McIntyre has written thousands of articles for 24/7 Wall St. He is an expert on corporate finance, the automotive industry, media companies and international finance. He has edited articles on national demographics, sports, personal income and travel.

His work has been quoted or mentioned in The New York Times, The Wall Street Journal, Los Angeles Times, The Washington Post, NBC News, Time, The New Yorker, HuffPost USA Today, Business Insider, Yahoo, AOL, MarketWatch, The Atlantic, Bloomberg, New York Post, Chicago Tribune, Forbes, The Guardian and many other major publications. McIntyre has been a guest on CNBC, the BBC and television and radio stations across the country.

A magna cum laude graduate of Harvard College, McIntyre also was president of The Harvard Advocate. Founded in 1866, the Advocate is the oldest college publication in the United States.

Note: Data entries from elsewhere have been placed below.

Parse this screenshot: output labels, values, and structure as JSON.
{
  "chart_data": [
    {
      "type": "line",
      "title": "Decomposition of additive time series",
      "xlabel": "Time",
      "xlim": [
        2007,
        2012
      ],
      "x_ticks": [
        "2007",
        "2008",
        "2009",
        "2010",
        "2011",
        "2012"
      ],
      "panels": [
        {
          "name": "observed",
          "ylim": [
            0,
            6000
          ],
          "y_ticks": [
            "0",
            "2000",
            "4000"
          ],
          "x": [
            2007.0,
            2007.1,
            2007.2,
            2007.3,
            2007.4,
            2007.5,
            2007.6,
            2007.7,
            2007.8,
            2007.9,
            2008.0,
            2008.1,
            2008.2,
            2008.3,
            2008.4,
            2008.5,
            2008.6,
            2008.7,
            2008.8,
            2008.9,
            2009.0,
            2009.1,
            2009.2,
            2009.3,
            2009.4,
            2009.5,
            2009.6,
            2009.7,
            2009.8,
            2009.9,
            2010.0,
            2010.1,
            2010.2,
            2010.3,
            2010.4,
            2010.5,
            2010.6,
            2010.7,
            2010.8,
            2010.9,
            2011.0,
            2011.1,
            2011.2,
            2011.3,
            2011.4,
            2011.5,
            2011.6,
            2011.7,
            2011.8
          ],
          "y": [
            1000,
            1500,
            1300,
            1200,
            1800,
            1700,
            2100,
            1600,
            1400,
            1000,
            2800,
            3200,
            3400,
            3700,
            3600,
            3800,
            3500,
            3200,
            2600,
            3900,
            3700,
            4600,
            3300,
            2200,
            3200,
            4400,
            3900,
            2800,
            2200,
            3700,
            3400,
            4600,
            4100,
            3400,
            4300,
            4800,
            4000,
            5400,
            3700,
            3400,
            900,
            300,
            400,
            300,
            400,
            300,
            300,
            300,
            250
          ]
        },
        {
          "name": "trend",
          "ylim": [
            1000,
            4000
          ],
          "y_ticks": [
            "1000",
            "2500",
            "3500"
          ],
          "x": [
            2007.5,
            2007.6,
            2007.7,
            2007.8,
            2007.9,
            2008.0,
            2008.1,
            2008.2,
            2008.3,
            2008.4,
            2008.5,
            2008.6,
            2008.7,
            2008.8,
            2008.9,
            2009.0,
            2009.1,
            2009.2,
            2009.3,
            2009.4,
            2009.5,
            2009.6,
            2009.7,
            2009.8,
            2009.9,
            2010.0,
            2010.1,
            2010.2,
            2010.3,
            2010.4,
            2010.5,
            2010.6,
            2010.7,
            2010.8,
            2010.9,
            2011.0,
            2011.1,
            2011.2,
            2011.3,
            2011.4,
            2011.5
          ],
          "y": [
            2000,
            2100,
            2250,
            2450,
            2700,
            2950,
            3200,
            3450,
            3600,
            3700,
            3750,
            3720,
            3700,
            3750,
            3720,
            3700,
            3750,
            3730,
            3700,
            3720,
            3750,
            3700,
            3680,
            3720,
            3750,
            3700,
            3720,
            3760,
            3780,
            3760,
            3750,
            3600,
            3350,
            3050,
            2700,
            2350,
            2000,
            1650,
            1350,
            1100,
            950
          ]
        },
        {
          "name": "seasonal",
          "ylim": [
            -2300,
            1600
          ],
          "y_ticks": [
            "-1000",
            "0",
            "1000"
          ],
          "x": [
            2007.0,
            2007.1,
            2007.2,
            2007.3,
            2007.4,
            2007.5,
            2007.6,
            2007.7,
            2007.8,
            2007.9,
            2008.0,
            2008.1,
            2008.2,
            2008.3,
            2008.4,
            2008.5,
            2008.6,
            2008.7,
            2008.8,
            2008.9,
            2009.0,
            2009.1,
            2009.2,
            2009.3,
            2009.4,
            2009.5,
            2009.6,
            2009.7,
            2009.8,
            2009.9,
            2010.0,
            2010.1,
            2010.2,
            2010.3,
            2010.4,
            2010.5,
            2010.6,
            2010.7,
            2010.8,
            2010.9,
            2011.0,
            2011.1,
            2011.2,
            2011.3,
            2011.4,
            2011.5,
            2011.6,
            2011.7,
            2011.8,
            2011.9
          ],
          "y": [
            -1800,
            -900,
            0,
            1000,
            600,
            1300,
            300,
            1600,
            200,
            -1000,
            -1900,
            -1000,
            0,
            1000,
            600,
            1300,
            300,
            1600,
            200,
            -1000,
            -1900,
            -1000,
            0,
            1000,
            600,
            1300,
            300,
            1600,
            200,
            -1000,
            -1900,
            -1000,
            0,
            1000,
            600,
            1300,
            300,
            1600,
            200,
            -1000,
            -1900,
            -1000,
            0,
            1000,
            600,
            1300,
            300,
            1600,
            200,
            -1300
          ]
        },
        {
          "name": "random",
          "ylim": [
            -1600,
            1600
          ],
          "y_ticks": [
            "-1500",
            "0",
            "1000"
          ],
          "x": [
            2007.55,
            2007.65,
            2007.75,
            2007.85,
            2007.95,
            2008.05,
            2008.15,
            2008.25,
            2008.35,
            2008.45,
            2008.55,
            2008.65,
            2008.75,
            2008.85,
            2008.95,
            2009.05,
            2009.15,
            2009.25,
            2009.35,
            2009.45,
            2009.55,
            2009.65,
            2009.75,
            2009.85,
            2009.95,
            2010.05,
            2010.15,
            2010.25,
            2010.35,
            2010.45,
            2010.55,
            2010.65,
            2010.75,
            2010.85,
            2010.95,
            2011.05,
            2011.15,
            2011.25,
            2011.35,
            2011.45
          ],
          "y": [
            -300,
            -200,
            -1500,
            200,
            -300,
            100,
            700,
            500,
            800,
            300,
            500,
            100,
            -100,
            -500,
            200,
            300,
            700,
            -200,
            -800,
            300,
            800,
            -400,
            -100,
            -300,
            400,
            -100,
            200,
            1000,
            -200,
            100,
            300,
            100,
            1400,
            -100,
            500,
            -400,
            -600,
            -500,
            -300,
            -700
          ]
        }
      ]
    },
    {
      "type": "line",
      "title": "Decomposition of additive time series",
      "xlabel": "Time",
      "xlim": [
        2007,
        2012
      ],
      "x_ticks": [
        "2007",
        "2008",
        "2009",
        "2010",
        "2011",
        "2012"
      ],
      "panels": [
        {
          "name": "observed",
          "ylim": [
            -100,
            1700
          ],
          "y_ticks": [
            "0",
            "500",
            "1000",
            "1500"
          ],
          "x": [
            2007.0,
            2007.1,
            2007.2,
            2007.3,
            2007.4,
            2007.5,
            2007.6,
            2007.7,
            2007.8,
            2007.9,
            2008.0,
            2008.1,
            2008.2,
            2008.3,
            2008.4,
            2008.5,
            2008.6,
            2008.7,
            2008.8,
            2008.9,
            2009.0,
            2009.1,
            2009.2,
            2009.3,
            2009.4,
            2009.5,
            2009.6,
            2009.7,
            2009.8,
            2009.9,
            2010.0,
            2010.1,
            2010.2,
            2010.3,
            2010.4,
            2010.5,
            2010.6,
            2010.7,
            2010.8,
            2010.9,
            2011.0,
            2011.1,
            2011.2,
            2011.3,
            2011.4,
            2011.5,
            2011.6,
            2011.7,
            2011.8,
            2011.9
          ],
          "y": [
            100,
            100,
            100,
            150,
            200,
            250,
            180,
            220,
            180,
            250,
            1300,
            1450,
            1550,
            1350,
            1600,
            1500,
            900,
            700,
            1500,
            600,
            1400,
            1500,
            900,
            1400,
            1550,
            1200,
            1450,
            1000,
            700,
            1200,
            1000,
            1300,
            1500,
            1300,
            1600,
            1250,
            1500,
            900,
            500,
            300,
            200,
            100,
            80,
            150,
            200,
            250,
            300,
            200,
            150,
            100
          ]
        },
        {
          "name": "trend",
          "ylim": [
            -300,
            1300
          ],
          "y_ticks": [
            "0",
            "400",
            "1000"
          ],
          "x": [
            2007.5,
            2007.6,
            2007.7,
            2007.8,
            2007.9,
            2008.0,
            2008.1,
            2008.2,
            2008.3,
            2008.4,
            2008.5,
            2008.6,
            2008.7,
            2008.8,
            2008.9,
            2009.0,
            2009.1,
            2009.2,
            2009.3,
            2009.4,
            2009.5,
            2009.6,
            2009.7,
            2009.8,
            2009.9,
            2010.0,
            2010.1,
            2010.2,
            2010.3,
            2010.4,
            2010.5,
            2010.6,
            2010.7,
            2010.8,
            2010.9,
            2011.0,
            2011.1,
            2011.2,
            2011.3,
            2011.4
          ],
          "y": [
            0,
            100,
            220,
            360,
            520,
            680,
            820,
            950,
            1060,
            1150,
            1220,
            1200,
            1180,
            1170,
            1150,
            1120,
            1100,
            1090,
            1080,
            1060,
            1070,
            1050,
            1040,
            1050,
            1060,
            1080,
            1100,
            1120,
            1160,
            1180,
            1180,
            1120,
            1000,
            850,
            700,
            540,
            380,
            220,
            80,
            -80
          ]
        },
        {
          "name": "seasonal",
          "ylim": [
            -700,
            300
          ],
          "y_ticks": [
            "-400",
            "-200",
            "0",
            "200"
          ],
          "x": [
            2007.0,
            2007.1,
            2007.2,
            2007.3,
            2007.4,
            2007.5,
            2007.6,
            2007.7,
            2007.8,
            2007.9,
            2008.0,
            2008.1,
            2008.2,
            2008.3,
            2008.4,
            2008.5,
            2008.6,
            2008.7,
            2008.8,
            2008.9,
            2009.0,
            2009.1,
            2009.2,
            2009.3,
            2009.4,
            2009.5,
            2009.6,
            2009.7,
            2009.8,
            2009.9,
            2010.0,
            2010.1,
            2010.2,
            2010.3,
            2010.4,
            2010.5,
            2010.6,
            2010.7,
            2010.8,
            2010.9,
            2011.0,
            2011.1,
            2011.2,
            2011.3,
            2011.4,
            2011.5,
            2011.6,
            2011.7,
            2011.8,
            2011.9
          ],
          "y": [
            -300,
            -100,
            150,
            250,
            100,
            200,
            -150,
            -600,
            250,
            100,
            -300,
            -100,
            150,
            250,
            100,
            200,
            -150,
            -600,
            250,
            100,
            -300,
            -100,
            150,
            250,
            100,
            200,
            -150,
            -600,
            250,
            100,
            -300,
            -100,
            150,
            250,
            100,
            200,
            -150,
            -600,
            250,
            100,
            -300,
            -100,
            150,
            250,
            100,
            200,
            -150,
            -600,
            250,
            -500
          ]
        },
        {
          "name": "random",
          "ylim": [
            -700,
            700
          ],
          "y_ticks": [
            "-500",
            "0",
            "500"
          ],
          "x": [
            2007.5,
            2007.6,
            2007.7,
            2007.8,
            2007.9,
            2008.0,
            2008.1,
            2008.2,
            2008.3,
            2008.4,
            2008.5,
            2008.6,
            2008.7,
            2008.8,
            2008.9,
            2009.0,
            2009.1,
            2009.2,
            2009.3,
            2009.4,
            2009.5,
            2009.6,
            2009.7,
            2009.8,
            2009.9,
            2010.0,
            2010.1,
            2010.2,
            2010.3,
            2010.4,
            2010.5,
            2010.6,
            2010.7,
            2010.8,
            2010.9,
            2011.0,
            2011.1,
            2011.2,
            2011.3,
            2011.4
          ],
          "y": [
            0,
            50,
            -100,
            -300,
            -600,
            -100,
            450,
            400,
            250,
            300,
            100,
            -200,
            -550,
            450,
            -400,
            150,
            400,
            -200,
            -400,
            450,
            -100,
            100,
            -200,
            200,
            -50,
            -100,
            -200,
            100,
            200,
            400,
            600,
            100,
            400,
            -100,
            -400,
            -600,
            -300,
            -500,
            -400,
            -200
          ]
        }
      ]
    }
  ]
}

TheStreet.com, Comps.com and Edgar Online are some of the public companies for which McIntyre served on the board of directors. He was a Vicinity Corporation board member when the company was sold to Microsoft in 2002. He served on the audit committees of some of these companies.

McIntyre has been the CEO of FutureSource, a provider of trading terminals and news to commodities and futures traders. He was president of Switchboard, the online phone directory company. He served as chairman and CEO of On2 Technologies, the video compression company that provided video compression software for Adobe’s Flash. Google bought On2 in 2009.